Cryptocurrency outflows had reached $146 million the previous week. In the two weeks prior, outflows of $795 million and $240 million were recorded respectively.

James Butterfill, research head at CoinShares, praises the positive flow last week as the largest cryptocurrency inflow on record. He explains this dramatic reversal due to concerns about tariff impacts on corporate earnings and the cascading effect on the dollar.

"We believe the tariff impact on corporate earnings and the dramatic weakness of the dollar are the reasons investors are turning their eyes to digital assets." – James Butterfill, Research Head at CoinShares.

According to Butterfill, investors are increasingly considering cryptocurrencies other than Bitcoin as new safe-haven assets. However, Bitcoin investment products, the largest by market capitalization, were the main beneficiary, recording inflows of $3.188 billion.

Cryptocurrency Inflows Last Week
Cryptocurrency Inflows Last Week. Source: CoinShares Report

According to the data, XRP outperformed other altcoins by reversing its trend last week. This aligns with the optimistic atmosphere surrounding the approval of ProShares' XRP futures ETF.

BeInCrypto reports that a spot XRP ETF could follow, potentially attracting $100 billion to Ripple's payment token.

"A spot XRP ETF could come next, potentially creating real demand and causing a price surge. Over $100 billion could soon flow into XRP." – Analyst Armando Pantoya.

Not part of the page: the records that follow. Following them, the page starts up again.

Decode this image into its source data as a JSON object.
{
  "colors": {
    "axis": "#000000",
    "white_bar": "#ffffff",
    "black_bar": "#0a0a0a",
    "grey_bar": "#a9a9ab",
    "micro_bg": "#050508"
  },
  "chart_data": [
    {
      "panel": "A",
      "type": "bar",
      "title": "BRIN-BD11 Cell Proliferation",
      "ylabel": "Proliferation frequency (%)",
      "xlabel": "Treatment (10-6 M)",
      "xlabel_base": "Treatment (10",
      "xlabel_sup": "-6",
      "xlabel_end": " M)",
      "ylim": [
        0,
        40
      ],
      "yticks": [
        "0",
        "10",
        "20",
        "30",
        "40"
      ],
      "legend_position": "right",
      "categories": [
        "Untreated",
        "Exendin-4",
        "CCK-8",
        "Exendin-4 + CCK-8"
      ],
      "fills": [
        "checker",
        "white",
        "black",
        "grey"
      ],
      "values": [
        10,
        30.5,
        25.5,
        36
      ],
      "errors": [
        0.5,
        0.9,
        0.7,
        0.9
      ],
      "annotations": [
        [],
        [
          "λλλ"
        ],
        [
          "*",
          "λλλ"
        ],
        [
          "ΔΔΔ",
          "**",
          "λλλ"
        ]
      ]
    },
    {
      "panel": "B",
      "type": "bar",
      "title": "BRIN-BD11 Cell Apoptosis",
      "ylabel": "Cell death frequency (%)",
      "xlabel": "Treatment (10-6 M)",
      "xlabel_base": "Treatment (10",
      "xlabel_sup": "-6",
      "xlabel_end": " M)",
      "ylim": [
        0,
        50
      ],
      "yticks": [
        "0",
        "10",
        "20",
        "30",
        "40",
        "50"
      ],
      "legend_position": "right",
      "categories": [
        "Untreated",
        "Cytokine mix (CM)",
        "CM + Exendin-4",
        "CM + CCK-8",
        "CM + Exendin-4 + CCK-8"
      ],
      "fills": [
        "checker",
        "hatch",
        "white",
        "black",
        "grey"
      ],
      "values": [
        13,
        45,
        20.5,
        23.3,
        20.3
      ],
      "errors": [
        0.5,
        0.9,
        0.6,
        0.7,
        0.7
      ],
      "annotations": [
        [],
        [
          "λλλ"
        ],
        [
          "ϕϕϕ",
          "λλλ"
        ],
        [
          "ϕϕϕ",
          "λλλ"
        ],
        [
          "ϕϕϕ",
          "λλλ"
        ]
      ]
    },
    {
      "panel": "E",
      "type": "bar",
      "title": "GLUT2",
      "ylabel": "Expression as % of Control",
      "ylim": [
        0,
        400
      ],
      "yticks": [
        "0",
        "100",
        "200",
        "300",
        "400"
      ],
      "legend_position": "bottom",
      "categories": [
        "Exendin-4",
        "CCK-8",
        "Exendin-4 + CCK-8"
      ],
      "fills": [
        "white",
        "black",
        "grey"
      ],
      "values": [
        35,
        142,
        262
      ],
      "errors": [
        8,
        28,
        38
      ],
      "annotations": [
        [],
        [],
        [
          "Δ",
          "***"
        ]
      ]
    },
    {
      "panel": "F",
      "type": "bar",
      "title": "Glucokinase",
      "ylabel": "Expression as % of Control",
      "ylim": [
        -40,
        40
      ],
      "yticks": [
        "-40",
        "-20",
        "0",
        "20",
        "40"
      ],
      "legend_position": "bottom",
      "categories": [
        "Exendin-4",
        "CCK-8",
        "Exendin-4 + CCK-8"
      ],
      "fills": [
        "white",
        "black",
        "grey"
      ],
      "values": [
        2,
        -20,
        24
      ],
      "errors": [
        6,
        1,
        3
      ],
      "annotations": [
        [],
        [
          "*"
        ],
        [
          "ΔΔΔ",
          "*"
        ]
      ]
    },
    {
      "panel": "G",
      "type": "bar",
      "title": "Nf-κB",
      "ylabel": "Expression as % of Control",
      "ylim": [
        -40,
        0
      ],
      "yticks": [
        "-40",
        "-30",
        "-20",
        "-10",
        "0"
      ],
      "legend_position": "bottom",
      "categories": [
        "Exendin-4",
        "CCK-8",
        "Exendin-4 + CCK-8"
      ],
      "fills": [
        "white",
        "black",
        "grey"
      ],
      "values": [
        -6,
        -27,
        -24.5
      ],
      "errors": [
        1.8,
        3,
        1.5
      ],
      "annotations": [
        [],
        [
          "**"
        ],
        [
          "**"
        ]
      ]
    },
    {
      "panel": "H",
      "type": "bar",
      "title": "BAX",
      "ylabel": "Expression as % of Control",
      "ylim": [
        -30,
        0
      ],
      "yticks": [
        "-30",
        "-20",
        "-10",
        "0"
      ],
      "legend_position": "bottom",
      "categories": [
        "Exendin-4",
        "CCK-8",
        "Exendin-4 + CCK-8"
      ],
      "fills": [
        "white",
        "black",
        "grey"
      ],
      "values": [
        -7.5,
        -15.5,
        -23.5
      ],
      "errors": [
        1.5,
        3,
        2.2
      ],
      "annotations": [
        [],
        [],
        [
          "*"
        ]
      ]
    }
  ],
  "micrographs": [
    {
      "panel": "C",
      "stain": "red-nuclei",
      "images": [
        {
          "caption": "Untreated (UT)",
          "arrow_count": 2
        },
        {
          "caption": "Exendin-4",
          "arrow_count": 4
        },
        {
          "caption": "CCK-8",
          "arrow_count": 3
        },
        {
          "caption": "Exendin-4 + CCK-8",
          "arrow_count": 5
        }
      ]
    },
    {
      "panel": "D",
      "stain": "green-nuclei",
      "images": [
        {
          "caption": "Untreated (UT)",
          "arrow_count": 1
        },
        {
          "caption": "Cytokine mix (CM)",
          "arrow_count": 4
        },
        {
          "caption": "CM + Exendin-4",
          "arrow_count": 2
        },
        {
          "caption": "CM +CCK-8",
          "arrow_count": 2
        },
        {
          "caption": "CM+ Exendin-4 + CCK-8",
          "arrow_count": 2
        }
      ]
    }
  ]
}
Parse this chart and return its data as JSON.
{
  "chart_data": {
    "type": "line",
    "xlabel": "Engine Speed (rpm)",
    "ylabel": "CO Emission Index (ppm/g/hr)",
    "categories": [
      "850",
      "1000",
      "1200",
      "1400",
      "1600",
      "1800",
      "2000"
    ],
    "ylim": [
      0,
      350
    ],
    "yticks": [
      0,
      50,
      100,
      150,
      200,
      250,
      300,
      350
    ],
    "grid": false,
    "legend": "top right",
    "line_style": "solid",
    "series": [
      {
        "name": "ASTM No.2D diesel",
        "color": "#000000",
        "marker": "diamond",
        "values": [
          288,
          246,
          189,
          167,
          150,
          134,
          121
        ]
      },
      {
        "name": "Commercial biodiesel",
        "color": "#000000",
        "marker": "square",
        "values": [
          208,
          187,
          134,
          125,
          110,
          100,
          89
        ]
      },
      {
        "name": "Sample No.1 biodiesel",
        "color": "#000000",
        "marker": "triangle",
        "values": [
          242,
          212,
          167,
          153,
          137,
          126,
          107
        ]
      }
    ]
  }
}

Tariff Impact, Effects on Corporate Earnings and the Dollar

In a recent report, CoinShares explored the economic role of the US government and the Federal Reserve's position amidst the chaos.

Meanwhile, Donald Trump is pressuring the Federal Reserve to lower rates. However, the Federal Open Market Committee (FOMC) has refused additional rate cuts. The Fed has also significantly downgraded its 2025 economic outlook.

The Fed's actions suggest slowing growth and persistent inflation, while Trump's moves indicate a potential political battle over monetary policy.

"Is the US government controlling the economy? Is the Fed losing control?" – CoinShares.

The US dollar is taking a hit from this chaos. For example, BeInCrypto recently reported a declining DXY (Dollar Index) amid Trump's push to dismiss Fed Chair Jerome Powell.

Analysts also emphasize Bitcoin's transition from a risk asset to a hedge against monetary management failures. The chaos in the US economy, Q1 2025 GDP, and new tariffs have led to this result, with Bitcoin outperforming the Nasdaq-100 by 4.5% after tariff announcements.

Source
Disclaimer: The content above is only the author's opinion which does not represent any position of Followin, and is not intended as, and shall not be understood or construed as, investment advice from Followin.